O fundador da startup alemã Donaustahl, Stefan Tuman (Stefan Thumann), teme que possam matá-lo sob encomenda de serviços secretos russos. Tuman concedeu uma entrevista ao canal RTL e à revista Stern para a seção Stern Investigativ. Trechos da conversa foram publicados na quarta-feira, 19 de agosto.

"Tenho - um duelo com a inteligência militar russa pela minha vida", - destacou o fundador da empresa que fornece drones de reconhecimento e drones suicidas, incluindo para a Ucrânia.

A névoa contou que, pouco antes do Natal de 2025, recebeu dos serviços secretos alemães informações sobre uma operação das forças especiais russas contra ele. Segundo o interlocutor de jornalistas, ele “vive praticamente na clandestinidade” e frequentemente muda de local onde fica.

“Eu durmo no meu escritório, ao lado do computador. Acordo, trabalho, vou dormir”, foi assim que Stefan Tuman descreveu sua rotina diária. “Eu trabalho o tempo todo, inclusive para não ter que pensar na situação que se criou”, admitiu ele.

Fez um testamento e uma declaração sobre doação de órgãos

O fundador da Donaustahl fez um testamento, uma declaração sobre doação de órgãos e uma determinação para transferir para outra pessoa os direitos de tomar decisões médicas importantes no caso de perder capacidade civil. “Estas são coisas em que, na minha idade, normalmente ainda não se pensa”, confessou o Stefan Tuman, de 39 anos.

“A guerra na Ucrânia é também a minha guerra pessoal”, afirmou ele. Para muitos cidadãos da Alemanha, essas ações de combate parecem algo muito distante, “mas nós somos os próximos”, tem certeza Tuman.

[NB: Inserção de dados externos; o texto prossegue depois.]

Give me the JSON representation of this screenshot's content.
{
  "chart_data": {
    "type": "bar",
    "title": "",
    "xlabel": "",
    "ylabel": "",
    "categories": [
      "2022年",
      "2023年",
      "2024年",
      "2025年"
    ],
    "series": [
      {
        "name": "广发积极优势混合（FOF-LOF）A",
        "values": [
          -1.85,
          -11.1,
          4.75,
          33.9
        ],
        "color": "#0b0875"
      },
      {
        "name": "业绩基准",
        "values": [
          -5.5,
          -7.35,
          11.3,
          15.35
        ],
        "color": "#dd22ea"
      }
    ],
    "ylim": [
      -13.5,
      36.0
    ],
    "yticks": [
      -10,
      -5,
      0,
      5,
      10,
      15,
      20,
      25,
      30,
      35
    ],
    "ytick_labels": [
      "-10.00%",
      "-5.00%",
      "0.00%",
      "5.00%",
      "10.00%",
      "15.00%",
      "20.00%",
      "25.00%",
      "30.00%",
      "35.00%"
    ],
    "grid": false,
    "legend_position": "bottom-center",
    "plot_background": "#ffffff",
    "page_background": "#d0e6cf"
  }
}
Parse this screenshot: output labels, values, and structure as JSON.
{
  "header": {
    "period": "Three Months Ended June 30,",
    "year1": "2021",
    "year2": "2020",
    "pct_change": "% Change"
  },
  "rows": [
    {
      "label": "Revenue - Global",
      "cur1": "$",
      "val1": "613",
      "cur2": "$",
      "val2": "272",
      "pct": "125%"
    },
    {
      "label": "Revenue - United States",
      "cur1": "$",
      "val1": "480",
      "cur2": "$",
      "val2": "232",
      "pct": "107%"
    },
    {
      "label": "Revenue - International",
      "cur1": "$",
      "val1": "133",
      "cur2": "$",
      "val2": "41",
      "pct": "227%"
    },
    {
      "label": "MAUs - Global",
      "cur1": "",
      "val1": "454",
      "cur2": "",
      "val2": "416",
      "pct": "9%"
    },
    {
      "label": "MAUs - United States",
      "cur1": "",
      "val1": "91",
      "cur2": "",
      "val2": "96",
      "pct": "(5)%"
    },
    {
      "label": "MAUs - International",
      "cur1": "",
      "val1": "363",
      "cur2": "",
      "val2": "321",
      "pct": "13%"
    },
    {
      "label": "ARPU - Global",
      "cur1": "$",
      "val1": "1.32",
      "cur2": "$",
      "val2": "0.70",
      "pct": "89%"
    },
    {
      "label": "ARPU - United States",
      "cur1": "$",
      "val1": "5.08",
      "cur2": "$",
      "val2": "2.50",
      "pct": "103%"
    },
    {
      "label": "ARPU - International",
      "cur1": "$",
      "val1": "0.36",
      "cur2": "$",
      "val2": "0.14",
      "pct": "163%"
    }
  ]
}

Tuman foi vigiado por cidadãos da Ucrânia e da Romênia

Antes disso, em 5 de agosto, o jornal Die Zeit publicou uma investigação na qual se dizia haver preparação para um possível atentado contra Tuman.

O sinal de que Stefan Tuman está numa zona de risco elevado, os serviços secretos alemães receberam de um dos serviços estrangeiros de inteligência em dezembro de 2025, escreve o Die Zeit. Mais tarde, a polícia da Baviera deteve um certo Sergei N., que filmava perto da casa de Tuman, em Strasskirchen. O homem teve os telefones apreendidos, mas os funcionários não conseguiram decifrar os dados durante o período de detenção e o liberaram.

Depois, descobriu-se que Sergei N. tinha contato com um serviço secreto russo e também vigiava o pai de Tuman. Naquela altura, o suspeito já tinha deixado o país com a família e ido para a Espanha, e a vigilância do chefe da Donaustahl continuou a cargo de uma cidadã romena, Alla S., que na época vivia no estado federal Renânia do Norte-Vestfália.

Espionagem, não atentado

Em março de 2026, Sergei N. e Alla S. foram presos sob suspeita de espionagem a favor da Rússia. A versão de que o assassinato de Stefan Tuman estaria sendo preparado entrou no mandado de prisão não foi incluída, indica o Die Zeit. De acordo com o jornal, os investigadores consideraram os suspeitos “agentes descartáveis”, recrutados em redes por dinheiro entre pessoas do entorno do meio criminoso para sabotagens e espionagem. O próprio atentado, segundo a acusação, deveria ser realizado por outras pessoas.

O diretor-geral do grupo Rheinmetall, Armin Papperger, também há muito tempo está sob escolta policial e conta com guardas pessoais devido a possíveis planos russos para eliminá-lo, lembrou a agência dpa.